一个简单的功能,将adata中存放的稀疏的表达量矩阵保存为可以用 Seurat::Read10X_h5
读取的H5文件,代码如下
import h5py
import numpy as np
from scipy.sparse import csr_matrix
from pathlib import Path
def write_10X_h5(adata, file):
"""Writes an AnnData object to a 10X Genomics formatted HDF5 file.
This function creates a file compatible with Seurat's Read10X_h5 function.
It writes the sparse matrix data and associated metadata while ensuring correct data types and attributes.
Args:
adata: AnnData object containing the matrix and metadata.

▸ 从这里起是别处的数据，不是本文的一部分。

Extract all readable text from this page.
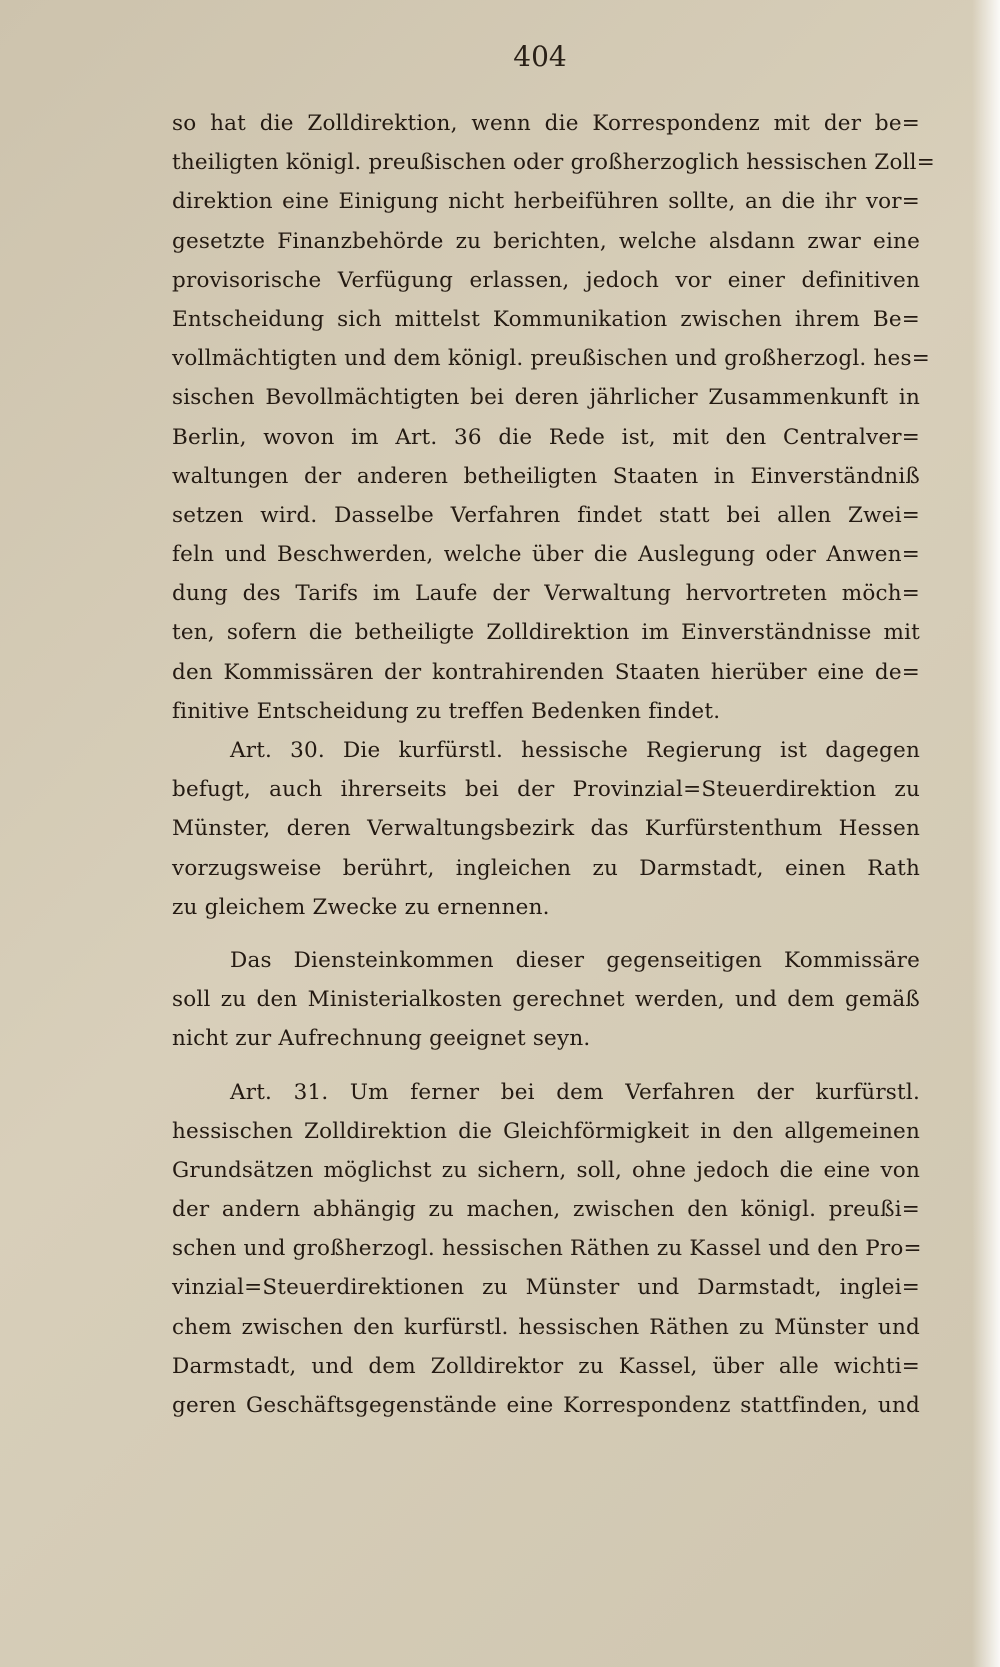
404
so hat die Zolldirektion, wenn die Korrespondenz mit der be=
theiligten königl. preußischen oder großherzoglich hessischen Zoll=
direktion eine Einigung nicht herbeiführen sollte, an die ihr vor=
gesetzte Finanzbehörde zu berichten, welche alsdann zwar eine
provisorische Verfügung erlassen, jedoch vor einer definitiven
Entscheidung sich mittelst Kommunikation zwischen ihrem Be=
vollmächtigten und dem königl. preußischen und großherzogl. hes=
sischen Bevollmächtigten bei deren jährlicher Zusammenkunft in
Berlin, wovon im Art. 36 die Rede ist, mit den Centralver=
waltungen der anderen betheiligten Staaten in Einverständniß
setzen wird. Dasselbe Verfahren findet statt bei allen Zwei=
feln und Beschwerden, welche über die Auslegung oder Anwen=
dung des Tarifs im Laufe der Verwaltung hervortreten möch=
ten, sofern die betheiligte Zolldirektion im Einverständnisse mit
den Kommissären der kontrahirenden Staaten hierüber eine de=
finitive Entscheidung zu treffen Bedenken findet.
Art. 30. Die kurfürstl. hessische Regierung ist dagegen
befugt, auch ihrerseits bei der Provinzial=Steuerdirektion zu
Münster, deren Verwaltungsbezirk das Kurfürstenthum Hessen
vorzugsweise berührt, ingleichen zu Darmstadt, einen Rath
zu gleichem Zwecke zu ernennen.
Das Diensteinkommen dieser gegenseitigen Kommissäre
soll zu den Ministerialkosten gerechnet werden, und dem gemäß
nicht zur Aufrechnung geeignet seyn.
Art. 31. Um ferner bei dem Verfahren der kurfürstl.
hessischen Zolldirektion die Gleichförmigkeit in den allgemeinen
Grundsätzen möglichst zu sichern, soll, ohne jedoch die eine von
der andern abhängig zu machen, zwischen den königl. preußi=
schen und großherzogl. hessischen Räthen zu Kassel und den Pro=
vinzial=Steuerdirektionen zu Münster und Darmstadt, inglei=
chem zwischen den kurfürstl. hessischen Räthen zu Münster und
Darmstadt, und dem Zolldirektor zu Kassel, über alle wichti=
geren Geschäftsgegenstände eine Korrespondenz stattfinden, und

file: Output file path. Appends '.h5' if not present.
Raises:
FileExistsError: If the output file already exists.
"""
# Ensure file extension is .h5
file = file if file.endswith('.h5') else f'{file}.h5'
# Check if the file already exists
if Path(file).exists():
raise FileExistsError(f"There already is a file `{file}`.")
# Helper function to calculate max integer size
def int_max(x):
return int(max(np.floor(np.log10(max(x)+1)), 1) * 4)
# Helper function to calculate max string size
def str_max(x):
return max(len(str(i)) for i in x) + 1 # +1 for null termination
# must transpose
X = adata.X.T
# Create file and write data
with h5py.File(file, 'w') as w:
grp = w.create_group("matrix")
#
grp.create_dataset("data", data=X.data, dtype=np.float32)
grp.create_dataset("indices", data=X.indices, dtype=np.int32)
grp.create_dataset("indptr", data=X.indptr, dtype=np.int32)
grp.create_dataset("shape", data=np.array(X.shape, dtype=np.int32))
# Handling barcodes and features
grp.create_dataset("barcodes", data=np.array(adata.obs_names, dtype=f'S{str_max(adata.obs_names)}'))
ftrs = grp.create_group("features")
ftrs.create_dataset("id", data=np.array(adata.var_names, dtype=f'S{str_max(adata.var_names)}'))
ftrs.create_dataset("name", data=np.array(adata.var_names, dtype=f'S{str_max(adata.var_names)}'))
# Optionally add more metadata fields if needed
if 'genome' in adata.var.columns:
ftrs.create_dataset("genome", data=np.array(adata.var['genome'], dtype=f'S{str_max(adata.var["genome"])}'))
# set feature_type
if 'feature_type' in adata.var.columns:
ftrs.create_dataset("feature_type", data=np.array(adata.var['feature_type'], dtype=f'S{str_max(adata.var["feature_type"])}'))
else:
adata.var['feature_type'] = 'Gene Expression'
ftrs.create_dataset("feature_type", data=np.array(adata.var['feature_type'], dtype=f'S{str_max(adata.var["feature_type"])}'))
使用方法如下,
write_10X_h5(adata, "adata.h5")
使用要求:adata必须没有经过特别的数据预处理,也就是说adata.X存放的就是稀疏矩阵
使用场景:当只有adata对象,没有10x输出的h5文件时,可以使用。